Because of the open web technologies such as Web GL (Web Graphics Library) to render 3D via the browser we uplift design, distribution and experience, and can do so in an independent economy based on cryptocurrency.
Essentially, virtual worlds and their economies could be bootstrapped from scratch by anyone connected person across the globe.
Today we have a few million people using VR/AR headsets and that number will steadily grow over the months and years to eventually follow the same market trajectory as the smartphone. In Steampowered game store, which is up over 10 million users per day, we can promote the project, share in forums and stir up conversation amongst the idea audience – innovators and early adopters. Well, some of them are just gamers, but they are a great audience to get involved too, because they have an intuitive understanding of how to use VR. We release the game for free, obviously. Not just because it is good for promotion but because much of the allure to blockchain enthusiasts is the inclusiveness the communities. Then, we can surely track the stats, but those are open to the public. We will maximize the tools with regular maintenance and the rest is up to our community. There is little or no censorship, and when building in 3D space that can be a frightening notion.
Soon, people will be building homes like in Simcity, write pages and blogs about their favorite topics to share in the downtown library or pin up in the main square, artists will sculpt art, design cars to race and essentially build whatever they wish to have in their VR space. Our job would merely be to create the tools for doing so. If we let the people build the environment, how could they have any complaints? The early settlers will set the standards and rules of the land, based on how much each contributes.

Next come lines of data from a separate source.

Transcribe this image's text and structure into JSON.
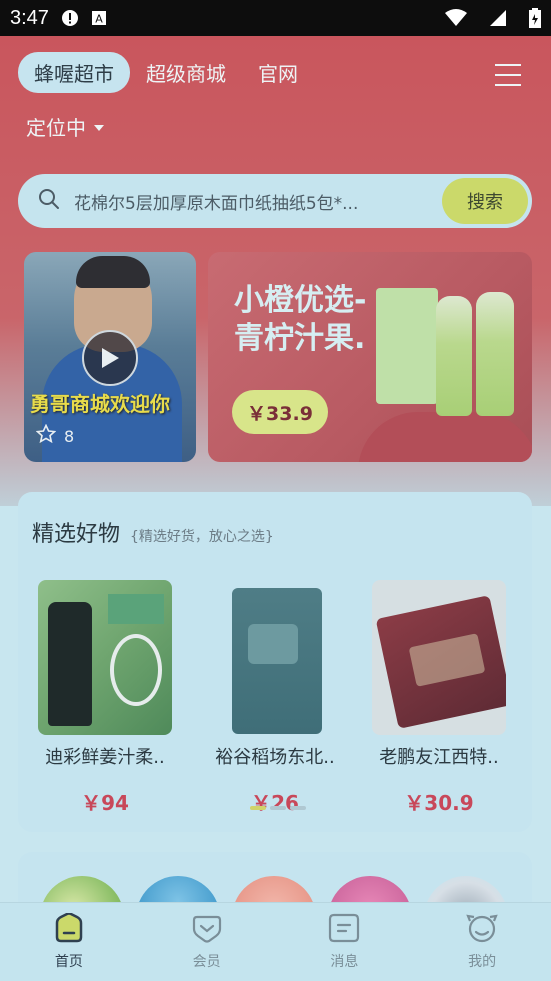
{
  "status_bar": {
    "time": "3:47"
  },
  "header": {
    "tabs": [
      {
        "label": "蜂喔超市",
        "active": true
      },
      {
        "label": "超级商城",
        "active": false
      },
      {
        "label": "官网",
        "active": false
      }
    ],
    "location": "定位中"
  },
  "search": {
    "placeholder": "花棉尔5层加厚原木面巾纸抽纸5包*...",
    "button": "搜索"
  },
  "banner": {
    "video_title": "勇哥商城欢迎你",
    "video_likes": "8",
    "promo_title": "小橙优选-\n青柠汁果.",
    "promo_price": "￥33.9"
  },
  "featured": {
    "title": "精选好物",
    "subtitle": "{精选好货，放心之选}",
    "products": [
      {
        "name": "迪彩鲜姜汁柔..",
        "price": "￥94"
      },
      {
        "name": "裕谷稻场东北..",
        "price": "￥26"
      },
      {
        "name": "老鹏友江西特..",
        "price": "￥30.9"
      }
    ]
  },
  "tab_bar": {
    "items": [
      {
        "label": "首页",
        "icon": "home-icon",
        "active": true
      },
      {
        "label": "会员",
        "icon": "member-icon",
        "active": false
      },
      {
        "label": "消息",
        "icon": "message-icon",
        "active": false
      },
      {
        "label": "我的",
        "icon": "profile-icon",
        "active": false
      }
    ]
  },
  "colors": {
    "hero_red": "#c9565d",
    "accent_yellow": "#cbd96a",
    "price_red": "#c8485a",
    "panel": "#c5e4ef"
  }
}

There will be little or no censorship due to the nature of blockchains.
In the future, regulators might write laws forcing limits on what we can build, where when and how. However, can you enforce these regulations on a decentralized network? A growing VR blockchain will be forever preserved as a wild west and yet the ultimate democracy.
VR blockchain would serve as an environment of true democracy. We haven’t had true democracies in our physical world because it is not practical to count every person on every decision, it is simple not manageable with the tools we have and the interest people take. But a VR on the blockchain is different for two reasons. First, we have the computational ability to track and count everyone’s voice. Second, the people are taking an active interest, at least to stat, and not just being born into the land they live, as we are today in the physical world.
The doors would be open to anyone around the world. Someone from Eastern Africa can be working side by side with someone from Ireland to create a new landscape. And the owners of that landscape aren’t the East African and Irishman, but everyone, as the world would be free for users. The blockchain is giving us an Internet of Assets (IoA).
This decentralized form makes for a complex legal future. What you can count on is that we will not have built the only VR on the blockchain, there will be many! Just like apps today, thousands of apps will be successful and thousands will not amount to anything. This will be true again with Blockchain VRs, but with one major difference. Instead of getting in on Uber early, or Facebook while it was edu-only making you trendy and in-the-know, it would make you actual money. Getting involved early would be rewarded greater than getting involved later and your wallet will notice.
A VR on blockchain can form the ultimate democracy with an independent economy and freedom from the regulation of any governing body outside of itself. We can build new worlds, not just physically-virtually, but economic and power structures are shifting, too. Humanity is evolving and tomorrow is only the beginning.